Northern water snakes are often mistaken for the venomous cottonmouth water moccasin because they both share similar shapes and colorations. But it is important to recognize that cottonmouths have bands instead of blotches. Another reliable way to tell them apart is by their heads and eyes. Cottonmouths have the characteristic elliptical-shaped pupils (cat eyes) and heat-sensitive pits on their faces, while water snakes have round eyes and no pits.
Where Do Northern Water Snakes Live?
Just as their name implies, these snakes are frequently found near water. Do you know that a northern water snake can stay underwater for about an hour and a half without coming up for air?! This species lives in a wide variety of aquatic habitats including streams, lakes, ponds, marshes, rivers, as well as wetlands. Juveniles of this species, however, prefer to inhabit lower-order streams. This helps them avoid predators present in large bodies of water (like fishes and turtles).
The northern water snake is frequently seen basking on rocks, branches, or stumps, both during the day and at night. Because of this, they prefer to dwell in relatively still, slow-moving waters near places where they can bask in the sun to stay warm. However, any slight disturbance or threat will make them quickly retreat into the water and swim away.
What Do Water Snakes Eat?
Water snakes are scavengers and carnivores that eat a wide variety of prey items. Northern water snakes are known to swallow their prey alive, using their senses of smell and sight to hunt. The primary diet of water snakes is made up heavily of fish and amphibians. They have also been recorded eating some species of frogs, toads, and tadpoles. These snakes are also known to eat worms, salamanders, leeches, crayfish, and several small fish, birds, and mammals.

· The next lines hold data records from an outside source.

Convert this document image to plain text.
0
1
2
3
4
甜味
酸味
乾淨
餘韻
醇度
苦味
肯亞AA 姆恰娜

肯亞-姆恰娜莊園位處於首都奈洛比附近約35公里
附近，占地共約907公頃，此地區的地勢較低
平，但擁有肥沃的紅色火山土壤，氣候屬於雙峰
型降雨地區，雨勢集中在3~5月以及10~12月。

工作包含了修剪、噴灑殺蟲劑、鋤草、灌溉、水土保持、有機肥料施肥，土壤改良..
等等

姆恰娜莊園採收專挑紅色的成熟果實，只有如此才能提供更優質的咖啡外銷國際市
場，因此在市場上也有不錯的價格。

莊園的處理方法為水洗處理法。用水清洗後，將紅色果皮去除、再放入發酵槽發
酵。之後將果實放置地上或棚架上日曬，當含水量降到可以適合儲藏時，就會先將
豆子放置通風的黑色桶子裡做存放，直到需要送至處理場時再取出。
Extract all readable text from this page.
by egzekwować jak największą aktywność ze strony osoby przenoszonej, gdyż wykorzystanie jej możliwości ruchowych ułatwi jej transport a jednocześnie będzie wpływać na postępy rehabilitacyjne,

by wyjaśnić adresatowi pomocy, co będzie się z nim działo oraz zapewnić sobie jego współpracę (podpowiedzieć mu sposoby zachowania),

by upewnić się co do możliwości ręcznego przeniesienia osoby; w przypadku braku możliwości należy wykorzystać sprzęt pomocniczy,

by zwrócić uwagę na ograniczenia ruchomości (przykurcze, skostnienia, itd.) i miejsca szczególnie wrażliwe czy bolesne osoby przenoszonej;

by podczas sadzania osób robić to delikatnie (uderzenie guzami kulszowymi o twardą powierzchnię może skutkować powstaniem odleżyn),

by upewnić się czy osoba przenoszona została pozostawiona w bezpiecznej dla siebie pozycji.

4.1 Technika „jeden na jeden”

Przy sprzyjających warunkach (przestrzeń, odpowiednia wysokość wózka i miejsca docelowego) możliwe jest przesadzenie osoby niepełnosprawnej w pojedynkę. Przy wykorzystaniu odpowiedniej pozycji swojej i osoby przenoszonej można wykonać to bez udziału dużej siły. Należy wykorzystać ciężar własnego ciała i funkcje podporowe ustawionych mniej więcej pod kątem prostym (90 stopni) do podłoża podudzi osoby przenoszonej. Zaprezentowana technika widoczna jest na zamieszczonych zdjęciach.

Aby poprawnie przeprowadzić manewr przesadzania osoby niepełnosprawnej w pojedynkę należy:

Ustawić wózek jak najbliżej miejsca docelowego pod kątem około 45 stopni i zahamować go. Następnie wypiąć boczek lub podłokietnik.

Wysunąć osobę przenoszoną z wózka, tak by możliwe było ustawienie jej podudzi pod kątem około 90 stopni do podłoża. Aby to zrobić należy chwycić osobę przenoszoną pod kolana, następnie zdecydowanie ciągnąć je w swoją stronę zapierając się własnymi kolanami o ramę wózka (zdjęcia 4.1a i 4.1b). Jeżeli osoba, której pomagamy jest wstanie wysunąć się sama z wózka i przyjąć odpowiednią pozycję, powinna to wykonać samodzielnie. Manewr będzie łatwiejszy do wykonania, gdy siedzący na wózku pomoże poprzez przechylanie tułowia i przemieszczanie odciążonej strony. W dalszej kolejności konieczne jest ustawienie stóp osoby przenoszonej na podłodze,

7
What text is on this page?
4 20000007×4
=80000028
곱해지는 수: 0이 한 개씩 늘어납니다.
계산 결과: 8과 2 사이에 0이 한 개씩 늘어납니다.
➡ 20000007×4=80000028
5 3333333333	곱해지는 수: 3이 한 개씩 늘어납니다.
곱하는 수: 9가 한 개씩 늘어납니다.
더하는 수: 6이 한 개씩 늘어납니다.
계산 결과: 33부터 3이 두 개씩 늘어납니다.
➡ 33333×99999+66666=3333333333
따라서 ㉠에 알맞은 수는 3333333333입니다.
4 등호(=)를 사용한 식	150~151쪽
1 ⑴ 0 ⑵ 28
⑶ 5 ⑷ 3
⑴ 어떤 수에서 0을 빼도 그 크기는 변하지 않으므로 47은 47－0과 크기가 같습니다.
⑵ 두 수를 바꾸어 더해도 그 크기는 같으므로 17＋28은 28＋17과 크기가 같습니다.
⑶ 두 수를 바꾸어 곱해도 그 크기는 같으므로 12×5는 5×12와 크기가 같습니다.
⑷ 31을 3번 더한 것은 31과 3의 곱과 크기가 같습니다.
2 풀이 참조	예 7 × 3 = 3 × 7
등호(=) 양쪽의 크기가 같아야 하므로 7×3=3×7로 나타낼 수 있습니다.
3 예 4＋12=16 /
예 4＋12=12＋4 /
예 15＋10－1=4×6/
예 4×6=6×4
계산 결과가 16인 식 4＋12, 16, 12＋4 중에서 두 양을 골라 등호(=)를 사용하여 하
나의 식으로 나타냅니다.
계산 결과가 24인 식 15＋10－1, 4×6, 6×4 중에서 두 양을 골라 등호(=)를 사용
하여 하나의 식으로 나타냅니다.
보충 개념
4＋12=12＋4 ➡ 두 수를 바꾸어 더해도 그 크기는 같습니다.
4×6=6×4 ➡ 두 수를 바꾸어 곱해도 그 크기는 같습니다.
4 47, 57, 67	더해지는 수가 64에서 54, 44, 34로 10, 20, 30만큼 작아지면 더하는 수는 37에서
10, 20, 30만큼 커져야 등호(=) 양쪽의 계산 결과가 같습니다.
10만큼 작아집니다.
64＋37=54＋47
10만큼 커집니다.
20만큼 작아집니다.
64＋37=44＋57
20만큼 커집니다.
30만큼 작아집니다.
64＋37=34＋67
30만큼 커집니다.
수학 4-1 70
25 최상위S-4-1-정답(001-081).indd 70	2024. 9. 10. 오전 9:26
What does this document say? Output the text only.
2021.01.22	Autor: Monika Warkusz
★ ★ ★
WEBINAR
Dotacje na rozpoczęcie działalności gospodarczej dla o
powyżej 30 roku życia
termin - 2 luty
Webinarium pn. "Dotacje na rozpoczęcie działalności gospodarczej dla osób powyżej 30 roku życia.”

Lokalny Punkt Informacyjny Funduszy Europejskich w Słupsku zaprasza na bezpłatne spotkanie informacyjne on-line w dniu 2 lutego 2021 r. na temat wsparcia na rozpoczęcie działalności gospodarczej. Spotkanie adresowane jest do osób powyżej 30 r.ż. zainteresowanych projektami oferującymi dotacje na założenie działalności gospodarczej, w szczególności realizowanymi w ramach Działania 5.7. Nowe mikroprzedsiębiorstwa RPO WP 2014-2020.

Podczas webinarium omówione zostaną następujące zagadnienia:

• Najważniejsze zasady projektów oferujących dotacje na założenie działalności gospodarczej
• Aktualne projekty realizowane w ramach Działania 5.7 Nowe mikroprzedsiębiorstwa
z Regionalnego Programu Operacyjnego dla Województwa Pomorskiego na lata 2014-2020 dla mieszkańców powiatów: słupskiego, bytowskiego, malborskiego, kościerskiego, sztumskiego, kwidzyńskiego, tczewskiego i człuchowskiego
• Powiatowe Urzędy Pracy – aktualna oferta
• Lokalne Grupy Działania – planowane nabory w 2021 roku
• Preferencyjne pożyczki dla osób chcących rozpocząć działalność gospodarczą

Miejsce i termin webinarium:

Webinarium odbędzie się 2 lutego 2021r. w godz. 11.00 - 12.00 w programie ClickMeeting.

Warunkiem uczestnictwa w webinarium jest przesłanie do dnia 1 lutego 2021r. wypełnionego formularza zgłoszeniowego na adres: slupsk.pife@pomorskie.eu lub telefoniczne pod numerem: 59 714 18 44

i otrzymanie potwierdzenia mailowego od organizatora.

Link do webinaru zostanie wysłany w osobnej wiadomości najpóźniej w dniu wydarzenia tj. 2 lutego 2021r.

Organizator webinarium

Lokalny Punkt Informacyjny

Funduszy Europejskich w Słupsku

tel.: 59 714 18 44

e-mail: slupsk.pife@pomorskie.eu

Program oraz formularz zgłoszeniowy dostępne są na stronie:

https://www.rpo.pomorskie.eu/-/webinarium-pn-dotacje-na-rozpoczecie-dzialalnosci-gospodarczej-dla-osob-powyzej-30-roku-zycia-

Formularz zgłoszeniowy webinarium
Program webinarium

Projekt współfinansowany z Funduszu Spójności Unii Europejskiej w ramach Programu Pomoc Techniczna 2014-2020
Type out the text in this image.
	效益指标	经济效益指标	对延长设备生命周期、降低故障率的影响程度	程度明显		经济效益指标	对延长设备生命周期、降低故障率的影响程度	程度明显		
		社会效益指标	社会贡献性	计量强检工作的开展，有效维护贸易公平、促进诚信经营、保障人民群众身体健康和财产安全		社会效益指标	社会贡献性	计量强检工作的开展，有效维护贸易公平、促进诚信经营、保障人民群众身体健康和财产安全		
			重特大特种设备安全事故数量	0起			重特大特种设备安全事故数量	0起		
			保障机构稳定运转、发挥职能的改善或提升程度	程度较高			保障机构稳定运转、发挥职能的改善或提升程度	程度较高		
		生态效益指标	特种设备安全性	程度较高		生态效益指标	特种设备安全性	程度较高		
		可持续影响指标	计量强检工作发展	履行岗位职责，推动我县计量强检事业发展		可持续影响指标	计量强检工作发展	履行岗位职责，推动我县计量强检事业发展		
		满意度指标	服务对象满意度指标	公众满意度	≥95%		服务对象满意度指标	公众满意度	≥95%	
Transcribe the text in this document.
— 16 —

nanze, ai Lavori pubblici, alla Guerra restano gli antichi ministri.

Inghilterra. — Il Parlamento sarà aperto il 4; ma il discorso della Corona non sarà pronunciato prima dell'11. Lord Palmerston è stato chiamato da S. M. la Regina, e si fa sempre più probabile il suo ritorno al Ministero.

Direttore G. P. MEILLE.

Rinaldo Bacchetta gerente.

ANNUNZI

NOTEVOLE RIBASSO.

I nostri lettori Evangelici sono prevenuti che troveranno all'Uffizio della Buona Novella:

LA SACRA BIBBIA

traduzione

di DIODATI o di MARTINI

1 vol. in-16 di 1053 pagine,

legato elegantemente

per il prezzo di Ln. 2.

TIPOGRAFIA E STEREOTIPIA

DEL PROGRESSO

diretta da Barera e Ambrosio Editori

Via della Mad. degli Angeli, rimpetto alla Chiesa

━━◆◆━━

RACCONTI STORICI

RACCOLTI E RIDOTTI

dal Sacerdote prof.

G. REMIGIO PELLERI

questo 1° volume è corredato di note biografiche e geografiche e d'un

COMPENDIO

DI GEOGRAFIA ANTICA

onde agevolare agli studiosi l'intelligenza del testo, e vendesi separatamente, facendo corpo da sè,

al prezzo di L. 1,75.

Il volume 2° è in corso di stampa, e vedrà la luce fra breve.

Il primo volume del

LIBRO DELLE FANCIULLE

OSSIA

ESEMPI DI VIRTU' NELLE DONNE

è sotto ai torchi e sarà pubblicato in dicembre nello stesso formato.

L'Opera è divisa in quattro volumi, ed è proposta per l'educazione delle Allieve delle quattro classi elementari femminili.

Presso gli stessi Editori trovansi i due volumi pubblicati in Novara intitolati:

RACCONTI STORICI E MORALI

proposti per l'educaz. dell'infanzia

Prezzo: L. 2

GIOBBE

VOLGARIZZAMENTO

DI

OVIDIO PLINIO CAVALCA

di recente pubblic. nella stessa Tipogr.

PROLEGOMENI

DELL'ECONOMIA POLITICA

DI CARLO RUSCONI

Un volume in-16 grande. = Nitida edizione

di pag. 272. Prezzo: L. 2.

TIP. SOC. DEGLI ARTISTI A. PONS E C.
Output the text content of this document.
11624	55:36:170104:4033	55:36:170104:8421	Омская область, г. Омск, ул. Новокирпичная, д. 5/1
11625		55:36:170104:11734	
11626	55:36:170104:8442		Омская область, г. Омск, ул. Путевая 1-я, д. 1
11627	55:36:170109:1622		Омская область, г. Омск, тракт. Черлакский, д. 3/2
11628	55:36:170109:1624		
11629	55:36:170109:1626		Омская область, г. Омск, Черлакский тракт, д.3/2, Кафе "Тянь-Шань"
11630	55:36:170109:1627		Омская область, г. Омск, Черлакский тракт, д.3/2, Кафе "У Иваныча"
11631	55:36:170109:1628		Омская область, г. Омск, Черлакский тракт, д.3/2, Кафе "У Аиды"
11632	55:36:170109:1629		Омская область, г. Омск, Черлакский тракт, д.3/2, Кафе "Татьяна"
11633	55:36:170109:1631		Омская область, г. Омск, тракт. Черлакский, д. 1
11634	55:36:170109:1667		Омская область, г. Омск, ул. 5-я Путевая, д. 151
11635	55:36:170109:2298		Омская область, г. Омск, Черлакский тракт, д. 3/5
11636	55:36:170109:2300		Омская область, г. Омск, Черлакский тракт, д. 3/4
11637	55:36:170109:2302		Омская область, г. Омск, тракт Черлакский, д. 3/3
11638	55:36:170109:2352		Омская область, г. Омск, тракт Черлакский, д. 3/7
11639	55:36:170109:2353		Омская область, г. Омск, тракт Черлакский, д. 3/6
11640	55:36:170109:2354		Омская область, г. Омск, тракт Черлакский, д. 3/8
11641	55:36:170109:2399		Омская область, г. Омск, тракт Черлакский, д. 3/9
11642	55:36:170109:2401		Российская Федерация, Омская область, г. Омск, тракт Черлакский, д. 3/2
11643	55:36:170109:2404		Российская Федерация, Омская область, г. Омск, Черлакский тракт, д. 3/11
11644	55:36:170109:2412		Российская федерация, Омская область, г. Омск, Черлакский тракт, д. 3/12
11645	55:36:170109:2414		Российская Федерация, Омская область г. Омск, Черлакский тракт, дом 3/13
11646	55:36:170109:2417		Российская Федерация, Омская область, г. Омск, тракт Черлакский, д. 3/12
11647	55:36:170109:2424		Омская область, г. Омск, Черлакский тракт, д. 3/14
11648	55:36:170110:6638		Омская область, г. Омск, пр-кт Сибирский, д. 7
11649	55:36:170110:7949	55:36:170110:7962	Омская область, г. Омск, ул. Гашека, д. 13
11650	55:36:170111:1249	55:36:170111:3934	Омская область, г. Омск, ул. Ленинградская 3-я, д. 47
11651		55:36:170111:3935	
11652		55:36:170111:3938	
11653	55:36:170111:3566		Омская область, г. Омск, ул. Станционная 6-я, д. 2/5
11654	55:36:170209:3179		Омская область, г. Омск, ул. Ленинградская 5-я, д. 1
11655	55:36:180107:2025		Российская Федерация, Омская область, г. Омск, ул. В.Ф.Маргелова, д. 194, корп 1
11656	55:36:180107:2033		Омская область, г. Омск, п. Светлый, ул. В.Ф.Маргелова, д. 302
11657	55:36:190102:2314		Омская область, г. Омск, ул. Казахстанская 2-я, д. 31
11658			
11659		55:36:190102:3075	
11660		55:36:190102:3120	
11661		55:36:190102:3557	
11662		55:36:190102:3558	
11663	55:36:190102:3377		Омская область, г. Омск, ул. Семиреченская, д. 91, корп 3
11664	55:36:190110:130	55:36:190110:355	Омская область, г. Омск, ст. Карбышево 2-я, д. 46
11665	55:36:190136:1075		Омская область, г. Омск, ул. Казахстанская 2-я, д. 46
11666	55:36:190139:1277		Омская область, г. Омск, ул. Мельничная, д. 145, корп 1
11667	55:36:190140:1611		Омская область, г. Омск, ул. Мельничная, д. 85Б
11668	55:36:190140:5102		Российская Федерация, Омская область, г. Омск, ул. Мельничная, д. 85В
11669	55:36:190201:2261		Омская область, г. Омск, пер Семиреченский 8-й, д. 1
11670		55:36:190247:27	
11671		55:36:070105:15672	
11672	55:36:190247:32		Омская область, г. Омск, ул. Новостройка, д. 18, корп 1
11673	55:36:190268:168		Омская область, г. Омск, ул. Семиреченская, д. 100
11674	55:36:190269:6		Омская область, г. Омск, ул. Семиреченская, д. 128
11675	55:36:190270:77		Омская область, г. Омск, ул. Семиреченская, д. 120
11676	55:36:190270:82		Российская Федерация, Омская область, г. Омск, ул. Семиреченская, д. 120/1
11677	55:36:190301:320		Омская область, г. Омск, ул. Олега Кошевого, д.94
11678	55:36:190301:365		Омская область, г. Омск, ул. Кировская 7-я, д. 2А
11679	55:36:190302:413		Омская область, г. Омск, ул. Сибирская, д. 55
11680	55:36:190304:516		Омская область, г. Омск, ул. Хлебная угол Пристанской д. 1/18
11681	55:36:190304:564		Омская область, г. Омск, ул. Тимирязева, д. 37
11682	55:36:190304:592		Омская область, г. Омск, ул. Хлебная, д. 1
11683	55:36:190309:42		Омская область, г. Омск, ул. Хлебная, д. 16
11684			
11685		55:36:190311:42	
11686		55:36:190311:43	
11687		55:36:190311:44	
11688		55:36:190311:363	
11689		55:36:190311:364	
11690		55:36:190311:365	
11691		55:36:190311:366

Do Northern Water Snakes Have Any Predators?
The northern water snake falls prey to many animals, including mammals, birds, large fishes, foxes, skunks, raccoons, and turtles. It is also preyed on by other snakes such as the eastern rat snake and northern black racer. Humans are its larger predators, though this snake can become fierce and aggressive when attacked by humans. They also release a foul-smelling musk from glands at the base of their tail, and may sometimes release excrement to discourage predators.
Do Northern Water Snakes Bite?
Water snakes bite but are generally non-venomous species. They are not considered dangerous to humans. Yet, when threatened or captured, these snakes are known to flatten their bodies and bite! The northern water snake will defend itself by biting repeatedly. Larger individuals are known to inflict painful bites on victims. Their saliva contains a substance that inhibits blood coagulation, which can cause the bite to bleed more profusely. However, this poses a limited risk to humans as the possibility of fatality is extremely low, or perhaps nonexistent.
What to do When Bitten by a Northern Water Snake?
Bites by northern water snakes are not expected to cause medically significant effects because they don’t produce any fatal venom. So, if you suspect that you’ve been bitten by a northern water snake, seek the right first aid treatment, according to the Clinical Toxinology Resources. Remain calm until you’re seen by a medical professional to check for infection and your tetanus immune status. It is always advisable to seek medical care as quickly as possible if you develop local symptoms that may suggest secondary infection.